Now, the PCs probably do not have exact knowledge of Twilight mechanics. Still I'd say anyone with Magic Theory 1 has a good chance of knowing that it's not uncommon for elder magi to return from Twilight after more than a decade, and that there have been cases of magi returning after two or three decades.
As Cuchulainshound says, you can always scry to find out. Although that may be legally problematic, and if they are a senior magus with a large Magic Resistance might not be practical anyway.
However, the issue has surely arisen before, so the Tribunal should have a precedent about what to do. Also, something to consider is whether another magus is holding the voting sigil (i.e. the proxy vote) of a "missing" magus. Trying to prove that missing magi are truly dead or in Final Twilight might well be frowned upon.

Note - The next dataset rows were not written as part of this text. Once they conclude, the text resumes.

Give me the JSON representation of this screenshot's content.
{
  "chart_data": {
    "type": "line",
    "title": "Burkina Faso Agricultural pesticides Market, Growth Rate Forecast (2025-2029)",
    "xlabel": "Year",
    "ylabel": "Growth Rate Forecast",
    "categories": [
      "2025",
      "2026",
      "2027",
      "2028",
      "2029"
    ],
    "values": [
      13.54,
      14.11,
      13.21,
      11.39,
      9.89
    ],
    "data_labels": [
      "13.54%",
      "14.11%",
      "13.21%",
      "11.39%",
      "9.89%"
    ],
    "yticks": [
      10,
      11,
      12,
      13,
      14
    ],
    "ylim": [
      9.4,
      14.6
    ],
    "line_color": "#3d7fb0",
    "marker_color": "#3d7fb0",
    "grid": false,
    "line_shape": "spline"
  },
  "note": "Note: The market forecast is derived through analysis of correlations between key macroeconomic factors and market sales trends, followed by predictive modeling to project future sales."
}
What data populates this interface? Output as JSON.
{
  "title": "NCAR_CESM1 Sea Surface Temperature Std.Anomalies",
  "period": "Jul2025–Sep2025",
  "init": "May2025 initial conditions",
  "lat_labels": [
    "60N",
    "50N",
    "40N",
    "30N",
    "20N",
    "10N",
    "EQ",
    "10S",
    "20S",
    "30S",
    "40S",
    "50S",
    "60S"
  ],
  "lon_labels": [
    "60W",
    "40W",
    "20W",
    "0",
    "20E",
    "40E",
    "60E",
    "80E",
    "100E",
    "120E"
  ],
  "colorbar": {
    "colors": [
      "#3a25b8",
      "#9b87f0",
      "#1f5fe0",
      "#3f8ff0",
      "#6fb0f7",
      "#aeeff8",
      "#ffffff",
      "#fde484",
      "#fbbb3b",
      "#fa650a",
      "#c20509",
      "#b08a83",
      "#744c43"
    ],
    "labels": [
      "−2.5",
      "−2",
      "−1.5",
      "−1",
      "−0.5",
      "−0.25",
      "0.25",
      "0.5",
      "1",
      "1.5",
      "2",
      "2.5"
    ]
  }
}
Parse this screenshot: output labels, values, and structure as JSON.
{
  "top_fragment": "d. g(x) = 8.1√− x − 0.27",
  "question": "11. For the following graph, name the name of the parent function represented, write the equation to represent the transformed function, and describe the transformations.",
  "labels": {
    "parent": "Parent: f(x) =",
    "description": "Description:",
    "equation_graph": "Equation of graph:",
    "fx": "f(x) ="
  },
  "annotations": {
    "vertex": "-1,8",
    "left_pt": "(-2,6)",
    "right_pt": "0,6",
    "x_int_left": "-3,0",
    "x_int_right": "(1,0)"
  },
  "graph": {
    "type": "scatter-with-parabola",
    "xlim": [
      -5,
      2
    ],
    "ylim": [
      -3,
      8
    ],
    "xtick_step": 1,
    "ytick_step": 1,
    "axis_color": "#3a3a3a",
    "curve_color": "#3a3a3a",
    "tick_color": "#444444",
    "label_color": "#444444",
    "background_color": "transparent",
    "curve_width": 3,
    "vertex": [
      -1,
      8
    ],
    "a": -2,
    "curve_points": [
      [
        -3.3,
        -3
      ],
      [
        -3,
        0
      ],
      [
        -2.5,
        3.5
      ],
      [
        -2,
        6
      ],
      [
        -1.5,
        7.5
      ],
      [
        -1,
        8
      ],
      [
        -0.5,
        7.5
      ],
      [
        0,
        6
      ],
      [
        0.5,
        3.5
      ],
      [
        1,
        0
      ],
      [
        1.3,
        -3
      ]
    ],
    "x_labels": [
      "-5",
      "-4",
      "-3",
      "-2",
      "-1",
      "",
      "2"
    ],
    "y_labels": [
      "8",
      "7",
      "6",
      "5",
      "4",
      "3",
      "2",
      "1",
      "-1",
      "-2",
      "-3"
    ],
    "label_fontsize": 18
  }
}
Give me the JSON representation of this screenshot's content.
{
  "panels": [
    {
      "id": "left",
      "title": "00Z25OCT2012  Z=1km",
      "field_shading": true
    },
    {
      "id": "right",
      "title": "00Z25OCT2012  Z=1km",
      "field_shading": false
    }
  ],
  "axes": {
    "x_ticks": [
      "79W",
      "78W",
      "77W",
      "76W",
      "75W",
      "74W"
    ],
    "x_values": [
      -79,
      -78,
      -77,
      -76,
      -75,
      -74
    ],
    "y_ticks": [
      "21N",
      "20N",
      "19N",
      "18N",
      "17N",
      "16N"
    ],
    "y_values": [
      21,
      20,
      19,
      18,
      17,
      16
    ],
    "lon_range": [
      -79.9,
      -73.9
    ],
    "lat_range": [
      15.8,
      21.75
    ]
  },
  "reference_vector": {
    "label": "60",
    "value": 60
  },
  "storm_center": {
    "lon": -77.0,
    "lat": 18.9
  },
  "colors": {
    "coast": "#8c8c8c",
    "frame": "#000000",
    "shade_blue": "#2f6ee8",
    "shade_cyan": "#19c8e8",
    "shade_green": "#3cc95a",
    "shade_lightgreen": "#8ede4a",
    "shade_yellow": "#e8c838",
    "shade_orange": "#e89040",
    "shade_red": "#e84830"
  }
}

Generally, I would think it should be something like "if the magus isn't heard from in x Tribunal cycles, in the abscence of contrary evidence, a magus can be assumed dead or in Final Twilight." As a Tribunal cycle is seven years, four years would probably not be considered long enough to wait. How long to wait might depend on how long-lived magi are in your saga. If magi live for a really long time, then seven cycles of seven years (i.e. 49 years) sounds like a good number. If magi live quite a short time (usually only say around 100 years) then maybe two cycles of seven years (14 years) would be long enough.